Daniel waited until two days before leaving for college to paint his side, a mirror of the waiting this pandemic has enforced: waiting in a drive-by car line to pick up items from his locker and his cap and gown for pictures at home, waiting for speakers with his masked friends at anti-racism marches, waiting to see if the university campus would open, waiting to move onto campus in the third week of staggered arrivals. He could have painted an unrented prom tux, a lone mortar board thrown into the air, empty recital chairs. Instead he painted what he sees in the future—the dog, any dog, that he’s wanted for years.
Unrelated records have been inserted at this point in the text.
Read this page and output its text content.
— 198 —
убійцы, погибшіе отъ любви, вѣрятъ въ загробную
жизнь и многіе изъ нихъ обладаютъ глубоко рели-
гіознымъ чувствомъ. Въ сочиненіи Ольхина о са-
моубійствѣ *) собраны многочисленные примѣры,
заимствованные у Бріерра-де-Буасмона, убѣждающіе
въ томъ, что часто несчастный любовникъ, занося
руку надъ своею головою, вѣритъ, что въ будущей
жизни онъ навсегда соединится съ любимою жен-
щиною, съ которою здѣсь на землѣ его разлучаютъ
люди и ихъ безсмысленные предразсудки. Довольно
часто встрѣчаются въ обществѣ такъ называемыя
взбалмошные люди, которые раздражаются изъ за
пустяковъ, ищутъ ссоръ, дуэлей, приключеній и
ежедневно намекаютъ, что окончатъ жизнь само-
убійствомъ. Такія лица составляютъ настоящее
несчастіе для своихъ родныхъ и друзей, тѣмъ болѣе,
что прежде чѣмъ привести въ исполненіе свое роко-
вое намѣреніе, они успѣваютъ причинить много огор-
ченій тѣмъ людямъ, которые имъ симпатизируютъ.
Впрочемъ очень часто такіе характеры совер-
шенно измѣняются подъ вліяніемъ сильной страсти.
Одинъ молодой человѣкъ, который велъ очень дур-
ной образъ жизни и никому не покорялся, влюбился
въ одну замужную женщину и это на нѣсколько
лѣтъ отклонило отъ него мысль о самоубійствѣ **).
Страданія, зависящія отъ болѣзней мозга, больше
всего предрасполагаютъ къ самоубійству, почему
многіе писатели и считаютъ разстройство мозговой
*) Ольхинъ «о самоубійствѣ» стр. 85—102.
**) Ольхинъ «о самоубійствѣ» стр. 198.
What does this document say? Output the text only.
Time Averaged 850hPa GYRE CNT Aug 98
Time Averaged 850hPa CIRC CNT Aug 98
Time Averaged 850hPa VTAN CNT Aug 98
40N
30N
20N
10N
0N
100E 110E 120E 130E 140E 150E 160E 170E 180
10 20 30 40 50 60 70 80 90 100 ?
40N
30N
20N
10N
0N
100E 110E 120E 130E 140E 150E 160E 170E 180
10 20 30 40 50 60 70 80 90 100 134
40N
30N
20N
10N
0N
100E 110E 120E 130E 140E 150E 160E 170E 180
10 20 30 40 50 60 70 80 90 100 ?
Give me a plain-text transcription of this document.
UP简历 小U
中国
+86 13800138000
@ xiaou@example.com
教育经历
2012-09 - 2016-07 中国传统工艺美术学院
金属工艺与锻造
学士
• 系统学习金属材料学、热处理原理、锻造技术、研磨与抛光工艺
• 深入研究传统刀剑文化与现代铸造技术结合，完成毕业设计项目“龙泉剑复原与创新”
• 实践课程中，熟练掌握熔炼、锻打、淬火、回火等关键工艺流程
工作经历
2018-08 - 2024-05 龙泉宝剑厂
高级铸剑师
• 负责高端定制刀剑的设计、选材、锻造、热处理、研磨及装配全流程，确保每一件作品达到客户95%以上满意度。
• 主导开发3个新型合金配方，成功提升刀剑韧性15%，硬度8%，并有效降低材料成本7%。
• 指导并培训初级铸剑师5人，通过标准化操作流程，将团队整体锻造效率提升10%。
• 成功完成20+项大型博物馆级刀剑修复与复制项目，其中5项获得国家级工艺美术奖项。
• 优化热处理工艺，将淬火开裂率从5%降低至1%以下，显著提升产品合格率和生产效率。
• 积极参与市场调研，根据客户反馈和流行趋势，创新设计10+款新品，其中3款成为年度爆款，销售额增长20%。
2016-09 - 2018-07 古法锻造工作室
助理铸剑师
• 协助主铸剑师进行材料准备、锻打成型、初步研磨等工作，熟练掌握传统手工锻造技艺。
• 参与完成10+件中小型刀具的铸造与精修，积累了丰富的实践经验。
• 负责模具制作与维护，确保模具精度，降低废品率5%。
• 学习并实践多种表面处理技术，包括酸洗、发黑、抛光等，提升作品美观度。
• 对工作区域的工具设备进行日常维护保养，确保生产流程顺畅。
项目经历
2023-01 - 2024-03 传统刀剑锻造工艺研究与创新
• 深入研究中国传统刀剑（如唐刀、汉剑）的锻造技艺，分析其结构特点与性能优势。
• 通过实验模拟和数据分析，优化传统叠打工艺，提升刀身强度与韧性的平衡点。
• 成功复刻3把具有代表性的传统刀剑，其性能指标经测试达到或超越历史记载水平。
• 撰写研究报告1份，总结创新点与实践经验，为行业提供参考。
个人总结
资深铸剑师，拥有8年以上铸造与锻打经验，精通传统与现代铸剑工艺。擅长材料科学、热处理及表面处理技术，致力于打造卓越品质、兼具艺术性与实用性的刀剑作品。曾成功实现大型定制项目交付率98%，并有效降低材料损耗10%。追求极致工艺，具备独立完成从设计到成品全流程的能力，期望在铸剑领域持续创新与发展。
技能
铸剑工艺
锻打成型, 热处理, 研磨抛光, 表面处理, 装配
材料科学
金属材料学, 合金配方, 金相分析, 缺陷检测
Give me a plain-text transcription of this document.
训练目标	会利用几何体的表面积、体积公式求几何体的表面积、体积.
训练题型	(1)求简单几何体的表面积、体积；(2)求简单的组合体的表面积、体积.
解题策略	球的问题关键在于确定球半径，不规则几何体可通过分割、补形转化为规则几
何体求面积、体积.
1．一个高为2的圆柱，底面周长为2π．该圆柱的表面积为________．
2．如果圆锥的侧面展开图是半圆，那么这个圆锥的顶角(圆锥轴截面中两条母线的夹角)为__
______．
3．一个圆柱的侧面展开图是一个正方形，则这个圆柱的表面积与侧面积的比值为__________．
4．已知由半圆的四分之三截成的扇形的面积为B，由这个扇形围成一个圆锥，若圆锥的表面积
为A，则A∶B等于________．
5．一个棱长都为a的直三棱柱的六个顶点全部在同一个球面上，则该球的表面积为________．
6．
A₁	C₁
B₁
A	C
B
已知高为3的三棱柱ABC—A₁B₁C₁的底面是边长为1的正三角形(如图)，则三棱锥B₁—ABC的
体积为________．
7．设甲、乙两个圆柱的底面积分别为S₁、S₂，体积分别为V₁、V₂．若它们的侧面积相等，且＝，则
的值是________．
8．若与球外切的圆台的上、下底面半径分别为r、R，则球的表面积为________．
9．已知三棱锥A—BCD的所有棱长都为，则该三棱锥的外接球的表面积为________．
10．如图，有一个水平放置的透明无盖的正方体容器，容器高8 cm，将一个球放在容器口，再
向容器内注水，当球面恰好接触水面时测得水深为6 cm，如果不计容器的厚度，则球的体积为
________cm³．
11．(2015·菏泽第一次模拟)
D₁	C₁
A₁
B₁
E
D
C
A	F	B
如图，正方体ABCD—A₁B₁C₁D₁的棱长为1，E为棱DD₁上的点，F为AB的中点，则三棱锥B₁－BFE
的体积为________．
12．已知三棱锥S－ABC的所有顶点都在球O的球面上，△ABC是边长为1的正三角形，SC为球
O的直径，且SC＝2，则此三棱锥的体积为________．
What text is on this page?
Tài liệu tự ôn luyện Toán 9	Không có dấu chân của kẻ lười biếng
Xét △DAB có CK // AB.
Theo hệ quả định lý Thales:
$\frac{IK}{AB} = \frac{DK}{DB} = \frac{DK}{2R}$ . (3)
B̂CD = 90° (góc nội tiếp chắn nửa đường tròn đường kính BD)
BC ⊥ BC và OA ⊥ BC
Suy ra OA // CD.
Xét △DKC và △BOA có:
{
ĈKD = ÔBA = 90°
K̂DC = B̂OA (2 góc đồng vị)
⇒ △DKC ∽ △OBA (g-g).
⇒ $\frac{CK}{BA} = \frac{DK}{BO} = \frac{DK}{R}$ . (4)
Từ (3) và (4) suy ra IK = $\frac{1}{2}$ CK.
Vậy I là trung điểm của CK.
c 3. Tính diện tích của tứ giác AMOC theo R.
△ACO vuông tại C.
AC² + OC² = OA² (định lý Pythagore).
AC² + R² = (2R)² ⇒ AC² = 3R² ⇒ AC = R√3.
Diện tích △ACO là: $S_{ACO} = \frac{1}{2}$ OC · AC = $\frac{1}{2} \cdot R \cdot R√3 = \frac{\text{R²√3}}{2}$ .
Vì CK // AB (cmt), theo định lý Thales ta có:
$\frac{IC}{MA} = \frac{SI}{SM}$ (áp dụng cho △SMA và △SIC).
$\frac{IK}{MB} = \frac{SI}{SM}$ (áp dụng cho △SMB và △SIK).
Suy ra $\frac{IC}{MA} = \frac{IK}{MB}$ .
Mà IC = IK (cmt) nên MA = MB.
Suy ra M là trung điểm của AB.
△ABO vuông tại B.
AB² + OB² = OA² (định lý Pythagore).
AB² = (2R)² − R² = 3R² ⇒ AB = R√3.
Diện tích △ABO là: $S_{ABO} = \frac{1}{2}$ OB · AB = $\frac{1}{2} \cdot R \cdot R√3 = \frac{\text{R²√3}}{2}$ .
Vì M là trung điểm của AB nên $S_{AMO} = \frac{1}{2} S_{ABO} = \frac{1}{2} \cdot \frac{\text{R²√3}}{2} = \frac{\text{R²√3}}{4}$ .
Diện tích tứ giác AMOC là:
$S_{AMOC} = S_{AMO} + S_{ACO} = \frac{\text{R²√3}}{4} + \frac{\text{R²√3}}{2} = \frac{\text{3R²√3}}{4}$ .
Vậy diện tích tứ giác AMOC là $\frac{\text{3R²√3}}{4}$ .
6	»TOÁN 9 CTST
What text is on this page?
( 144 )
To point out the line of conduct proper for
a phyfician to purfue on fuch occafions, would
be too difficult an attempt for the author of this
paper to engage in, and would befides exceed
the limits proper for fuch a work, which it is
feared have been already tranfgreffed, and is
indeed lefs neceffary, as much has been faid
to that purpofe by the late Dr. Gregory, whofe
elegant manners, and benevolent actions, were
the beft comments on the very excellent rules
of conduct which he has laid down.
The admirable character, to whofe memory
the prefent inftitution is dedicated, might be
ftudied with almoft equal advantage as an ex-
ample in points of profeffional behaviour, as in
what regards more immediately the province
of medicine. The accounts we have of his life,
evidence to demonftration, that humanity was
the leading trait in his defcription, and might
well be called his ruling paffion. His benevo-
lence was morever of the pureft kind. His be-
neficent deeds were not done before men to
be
The rites of passage that would normally enrich the present and map the future vanished. Rational people, which I consider myself to be, are wearing masks but not rose-colored glasses. All we can see is what is in front of us, one brush stroke at a time.
As I paint, I remember the long summer nights around the table with friends, roaring laughter, endless toasts, Sunday morning breakfasts with the five different types of pancakes Uli makes. I can’t see the future, but I must believe these gatherings will happen again. I must believe that our country will recover. I must believe that despite the dark challenges of this year, we will have brighter days, weeks, months and years.
I’m painting that tenacity into every swirl. I’m painting glory with every bright color I choose. I’m painting unfettered movement into every design I create. And I’m painting joy and hope for a new future into the sun, a sun that I believe will outshine anything.